Selon Bède, les Angles vinrent avec des contigents de Jutes et de Saxons pour répondre à l’appel du roi breton Vortigern au début du Ve siècle : les territoires sur lesquels règnait ce dernier étaient menacés par les Scots, des envahisseurs venus d’Irlande. Au contraire, selon l’historien byzantin Procope, les premiers Angles étaient surtout accompagnés de Frisons. La présence de ces derniers est effectivement attestée par l’archéologie.

D’autres tribus suivirent un autre chemin ; on en trouve trace en Poitou, où ils s’installèrent à Angles-sur-l’Anglin, village qui a gardé leur nom, ainsi que la rivière qui passe à ses pieds.

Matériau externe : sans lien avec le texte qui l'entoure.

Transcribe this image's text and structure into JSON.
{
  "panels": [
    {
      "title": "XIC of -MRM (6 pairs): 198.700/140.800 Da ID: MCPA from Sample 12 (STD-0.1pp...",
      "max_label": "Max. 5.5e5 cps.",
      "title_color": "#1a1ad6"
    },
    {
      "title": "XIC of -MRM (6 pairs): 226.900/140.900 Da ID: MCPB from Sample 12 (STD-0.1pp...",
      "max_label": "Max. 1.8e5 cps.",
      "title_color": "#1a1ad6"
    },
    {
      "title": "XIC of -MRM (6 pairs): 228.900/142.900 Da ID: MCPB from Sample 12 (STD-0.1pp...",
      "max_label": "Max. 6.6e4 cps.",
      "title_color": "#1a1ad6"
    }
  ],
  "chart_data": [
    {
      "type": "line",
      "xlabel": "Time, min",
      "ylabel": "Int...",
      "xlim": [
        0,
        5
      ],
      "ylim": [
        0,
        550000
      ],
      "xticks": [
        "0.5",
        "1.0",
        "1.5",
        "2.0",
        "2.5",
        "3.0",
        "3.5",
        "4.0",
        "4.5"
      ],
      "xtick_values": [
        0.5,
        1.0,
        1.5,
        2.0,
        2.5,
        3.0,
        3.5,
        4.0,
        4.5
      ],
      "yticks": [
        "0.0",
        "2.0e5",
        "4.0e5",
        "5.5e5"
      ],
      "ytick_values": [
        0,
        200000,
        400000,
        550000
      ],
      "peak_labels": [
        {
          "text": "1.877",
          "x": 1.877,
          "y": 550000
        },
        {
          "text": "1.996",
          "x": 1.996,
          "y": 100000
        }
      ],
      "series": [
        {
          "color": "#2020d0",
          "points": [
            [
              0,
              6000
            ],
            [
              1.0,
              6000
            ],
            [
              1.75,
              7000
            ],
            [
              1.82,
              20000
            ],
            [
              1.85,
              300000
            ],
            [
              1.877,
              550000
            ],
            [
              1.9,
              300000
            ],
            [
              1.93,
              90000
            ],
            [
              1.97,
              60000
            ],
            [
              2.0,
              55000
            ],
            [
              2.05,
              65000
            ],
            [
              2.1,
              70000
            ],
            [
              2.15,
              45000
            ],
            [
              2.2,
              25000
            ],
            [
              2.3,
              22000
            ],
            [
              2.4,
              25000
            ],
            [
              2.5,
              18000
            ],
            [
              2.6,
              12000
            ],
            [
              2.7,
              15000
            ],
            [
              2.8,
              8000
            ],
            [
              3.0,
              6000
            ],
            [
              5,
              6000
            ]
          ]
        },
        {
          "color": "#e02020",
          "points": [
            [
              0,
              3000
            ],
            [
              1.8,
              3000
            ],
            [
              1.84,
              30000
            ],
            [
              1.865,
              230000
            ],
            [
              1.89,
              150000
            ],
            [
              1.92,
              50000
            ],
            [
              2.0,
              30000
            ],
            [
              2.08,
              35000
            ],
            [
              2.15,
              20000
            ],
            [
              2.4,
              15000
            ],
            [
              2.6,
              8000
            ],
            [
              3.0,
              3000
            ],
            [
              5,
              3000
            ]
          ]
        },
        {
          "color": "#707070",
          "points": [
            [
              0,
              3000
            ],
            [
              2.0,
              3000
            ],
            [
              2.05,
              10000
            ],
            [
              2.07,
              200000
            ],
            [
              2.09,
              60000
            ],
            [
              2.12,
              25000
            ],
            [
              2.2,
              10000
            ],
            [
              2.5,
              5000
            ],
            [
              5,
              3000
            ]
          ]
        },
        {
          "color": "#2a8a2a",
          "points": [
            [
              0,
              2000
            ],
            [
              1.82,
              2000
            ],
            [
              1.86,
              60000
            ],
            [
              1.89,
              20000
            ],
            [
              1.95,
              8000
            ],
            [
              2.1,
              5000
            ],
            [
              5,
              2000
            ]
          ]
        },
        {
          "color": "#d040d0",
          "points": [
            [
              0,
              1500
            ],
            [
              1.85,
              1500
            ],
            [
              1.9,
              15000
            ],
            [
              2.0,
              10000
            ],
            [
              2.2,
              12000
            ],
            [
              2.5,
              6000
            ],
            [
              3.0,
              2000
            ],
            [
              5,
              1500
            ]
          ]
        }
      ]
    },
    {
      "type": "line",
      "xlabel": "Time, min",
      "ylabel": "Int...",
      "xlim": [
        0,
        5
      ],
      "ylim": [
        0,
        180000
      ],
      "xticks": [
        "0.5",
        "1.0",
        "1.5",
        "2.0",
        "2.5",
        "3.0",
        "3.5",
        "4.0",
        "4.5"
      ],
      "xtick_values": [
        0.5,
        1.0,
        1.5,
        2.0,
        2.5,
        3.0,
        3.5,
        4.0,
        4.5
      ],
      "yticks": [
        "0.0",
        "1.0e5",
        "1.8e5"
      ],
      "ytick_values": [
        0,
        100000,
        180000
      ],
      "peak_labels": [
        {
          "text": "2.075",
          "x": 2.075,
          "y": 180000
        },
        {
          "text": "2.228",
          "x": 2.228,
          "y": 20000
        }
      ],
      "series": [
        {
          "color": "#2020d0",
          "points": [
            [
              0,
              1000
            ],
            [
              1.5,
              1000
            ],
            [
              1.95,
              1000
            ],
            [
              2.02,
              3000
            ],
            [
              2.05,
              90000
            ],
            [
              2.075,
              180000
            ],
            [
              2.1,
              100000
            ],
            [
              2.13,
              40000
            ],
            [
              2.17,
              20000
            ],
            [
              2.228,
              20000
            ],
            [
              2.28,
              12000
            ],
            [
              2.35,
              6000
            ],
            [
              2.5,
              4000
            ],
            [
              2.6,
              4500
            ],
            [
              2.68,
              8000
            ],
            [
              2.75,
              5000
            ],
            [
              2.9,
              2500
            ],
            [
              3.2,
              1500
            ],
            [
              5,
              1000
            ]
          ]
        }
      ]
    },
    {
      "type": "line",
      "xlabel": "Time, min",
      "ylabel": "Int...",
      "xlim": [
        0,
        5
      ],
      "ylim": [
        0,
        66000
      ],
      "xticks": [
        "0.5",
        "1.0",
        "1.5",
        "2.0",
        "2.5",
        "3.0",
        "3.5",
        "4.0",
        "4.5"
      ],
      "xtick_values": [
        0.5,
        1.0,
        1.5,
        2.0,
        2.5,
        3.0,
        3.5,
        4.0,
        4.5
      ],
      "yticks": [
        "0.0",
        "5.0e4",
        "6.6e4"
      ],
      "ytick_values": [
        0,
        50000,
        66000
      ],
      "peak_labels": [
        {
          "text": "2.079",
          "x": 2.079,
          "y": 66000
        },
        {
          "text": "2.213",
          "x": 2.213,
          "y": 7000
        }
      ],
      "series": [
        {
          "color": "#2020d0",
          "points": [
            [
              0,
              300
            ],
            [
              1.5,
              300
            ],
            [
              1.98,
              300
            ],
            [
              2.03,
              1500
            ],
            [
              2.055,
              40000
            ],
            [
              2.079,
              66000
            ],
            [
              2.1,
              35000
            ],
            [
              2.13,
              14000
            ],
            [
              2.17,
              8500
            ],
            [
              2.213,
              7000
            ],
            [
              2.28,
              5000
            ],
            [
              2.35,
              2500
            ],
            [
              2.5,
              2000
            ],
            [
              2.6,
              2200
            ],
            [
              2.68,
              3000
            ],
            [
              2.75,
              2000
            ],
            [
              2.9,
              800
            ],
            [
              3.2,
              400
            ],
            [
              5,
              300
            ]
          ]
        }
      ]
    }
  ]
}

LES ORIGINES DES ANGLES SELON LA TRADITION

En tous cas, ils auraient été menés au combat par deux frères : Hengist et Horsa. Ces premiers rois des Angles sont présentés comme les descendants d’un certain Woden (Odin) selon l’historiographie médiévale anglo-saxonne et selon la tradition germanique. Pour Bède et selon la tradition chrétienne, ils seraient venus d’un « angle » (latin angulus) du monde et auraient servi d’instruments du châtiment divin contre les Bretons hérétiques dans l’« angle » opposé : la future Angleterre (dans cette perspective eschatologique, le monde est alors vu symboliquement comme un carré, dont les angles sont les quatre points cardinaux, et dont Rome, c’est-à-dire l’Église romaine, occupe le centre).

En rattachant ainsi les Angles à la tradition chrétienne (du Deutéronome, un livre de l’Ancien Testament), Bède n’agit pas différemment des autres historiens nationaux du Moyen Âge (Grégoire de Tours, Paul Diacre...) : il cherche à légitimer par la religion chrétienne l’existence des royaumes germaniques des Angles, alors même que les origines de ceux-ci sont païennes. Les Angles sont alors dépeints comme un nouveau peuple élu.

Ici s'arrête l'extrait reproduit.